Van alle eindes zonder einde dit jaar, is de epiloog van “Take Shelter” verreweg het meest effectief geweest, die volgt op een scène waarvan kijkers eerst denken dat het de finale is en hen onzeker achterlaat over wat werkelijkheid is en wat een hallucinatie is. Hoe dan ook, Nichols wist dat hij een moment moest inbouwen tussen het centrale echtpaar – gespeeld door Jessica Chastain en Michael Shannon – wanneer ze elkaar aankijken en in stilte erkennen dat ze hetzelfde zien.

“Het kan ambigu blijven zolang een moment binnen dat einde specifiek is, namelijk wanneer deze twee personages elkaar aankijken,” zei Nichols in september op het Toronto International Film Festival. “Dat moet duidelijk zijn. Als ik dat mis, kan iedereen zeggen dat deze film… zijn belofte niet heeft waargemaakt. Zolang dat intact is, ben je vrij om het einde te interpreteren zoals je wilt.”

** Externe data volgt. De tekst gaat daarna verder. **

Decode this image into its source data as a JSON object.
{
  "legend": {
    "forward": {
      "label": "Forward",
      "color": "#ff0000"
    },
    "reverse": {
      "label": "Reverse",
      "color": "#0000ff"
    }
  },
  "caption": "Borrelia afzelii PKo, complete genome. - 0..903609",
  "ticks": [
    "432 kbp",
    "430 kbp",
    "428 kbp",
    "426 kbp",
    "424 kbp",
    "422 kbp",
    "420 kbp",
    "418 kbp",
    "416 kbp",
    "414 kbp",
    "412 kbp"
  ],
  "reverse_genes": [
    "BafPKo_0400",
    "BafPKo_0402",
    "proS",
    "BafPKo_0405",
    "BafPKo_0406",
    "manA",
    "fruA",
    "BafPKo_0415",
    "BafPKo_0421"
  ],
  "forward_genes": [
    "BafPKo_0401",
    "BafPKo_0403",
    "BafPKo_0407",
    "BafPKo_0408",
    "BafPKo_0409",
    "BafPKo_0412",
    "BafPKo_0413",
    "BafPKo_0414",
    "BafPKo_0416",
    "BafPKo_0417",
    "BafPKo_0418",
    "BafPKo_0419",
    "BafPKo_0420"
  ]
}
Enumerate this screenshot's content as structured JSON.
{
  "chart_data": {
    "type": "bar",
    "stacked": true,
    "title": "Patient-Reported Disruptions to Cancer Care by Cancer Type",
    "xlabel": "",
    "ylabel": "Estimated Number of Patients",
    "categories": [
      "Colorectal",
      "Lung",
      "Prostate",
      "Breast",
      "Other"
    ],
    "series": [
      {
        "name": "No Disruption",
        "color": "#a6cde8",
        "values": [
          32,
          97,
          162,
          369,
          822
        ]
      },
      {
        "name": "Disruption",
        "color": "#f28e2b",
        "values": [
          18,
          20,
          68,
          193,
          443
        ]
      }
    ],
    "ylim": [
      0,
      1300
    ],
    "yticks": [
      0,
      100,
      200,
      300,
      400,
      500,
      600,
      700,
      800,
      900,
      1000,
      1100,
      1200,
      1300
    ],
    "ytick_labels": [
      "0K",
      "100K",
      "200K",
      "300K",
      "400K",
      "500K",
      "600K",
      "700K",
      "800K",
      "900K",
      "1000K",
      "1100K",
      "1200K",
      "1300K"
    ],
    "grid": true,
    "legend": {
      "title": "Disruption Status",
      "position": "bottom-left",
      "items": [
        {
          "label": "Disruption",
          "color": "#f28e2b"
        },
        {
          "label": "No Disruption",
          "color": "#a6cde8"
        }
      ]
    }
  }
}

Met andere woorden, Nichols volgde nauwgezet de regels van het einde zonder einde, en creëerde personages waar het publiek voor gaat en waarvan het wil dat ze bij elkaar blijven, of dat nu in werkelijkheid is of in elkaars dromen.

Een andere regel? Maak het nooit zo af dat je geen opties meer hebt. Aan het eind van Drive krijgt de chauffeur van Ryan Gosling een steek in zijn buik die in elke andere stad dan Hollywood fataal zou zijn geweest. Het publiek kan erover twisten of hij onderweg zal leven of sterven, maar voor regisseur Nicolas Winding Refn is het einde allesbehalve dubbelzinnig. “Oh, hij leeft! Absoluut!” zei Refn tijdens een bezoek in september. “Dus er komt misschien een ‘Drive 2’!”